Hochschild-Kohomologien von Observablenalgebren in der Klassischen Feldtheorie

TL;DR

This thesis investigates Hochschild cohomologies of symmetric algebras modeling classical observables in field theory, extending known theorems to locally convex and complete topological settings.

Contribution

It computes Hochschild cohomologies for symmetric algebras in various topological contexts and proves generalized Hochschild-Kostant-Rosenberg theorems using explicit chain maps.

Findings

Computed Hochschild cohomologies for symmetric algebras in locally convex and complete topological spaces.

Extended Hochschild-Kostant-Rosenberg theorems to new topological and bimodule contexts.

Provided insights into differential Hochschild cohomologies with higher differential terms.

Abstract

This is my diploma thesis in german language.

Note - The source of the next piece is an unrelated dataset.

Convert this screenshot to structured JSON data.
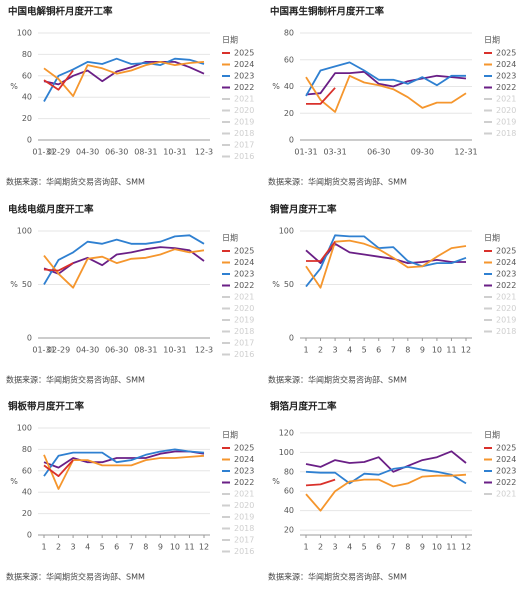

In the context of formal deformation theorie of assoziative observables in classical field theory I consider the symmetric algebra S(V) on an arbitrary-dimensional R- or C-vectorspace V as a prototype of comprehensive observables algebras in quantum field theory. In this framework I calculate the Hochschild cohomologies of S(V) with values in S(V)-S(V)-bimodules M. In the case that V is a locally convex vectorspace I compute the continuous Hochschild cohomologies for the (with help of the pi-tensor product) locally convex topologised symmetric Algebra on V and likewise for the completion Hol(V) of S(V) if V is in addition a Hausdorff space and M is complete. For all this cases and in the situation of symmetric bimodules M I prove generalized Hochschild-Kostant-Rosenberg theorems by use of explicite chain maps. Furthermore I have found useful statements about the differential Hochschild cohomologies in the case that M is a bimodule whose right modul multiplication can be written as a sum of the left modul multiplication and higher differential terms.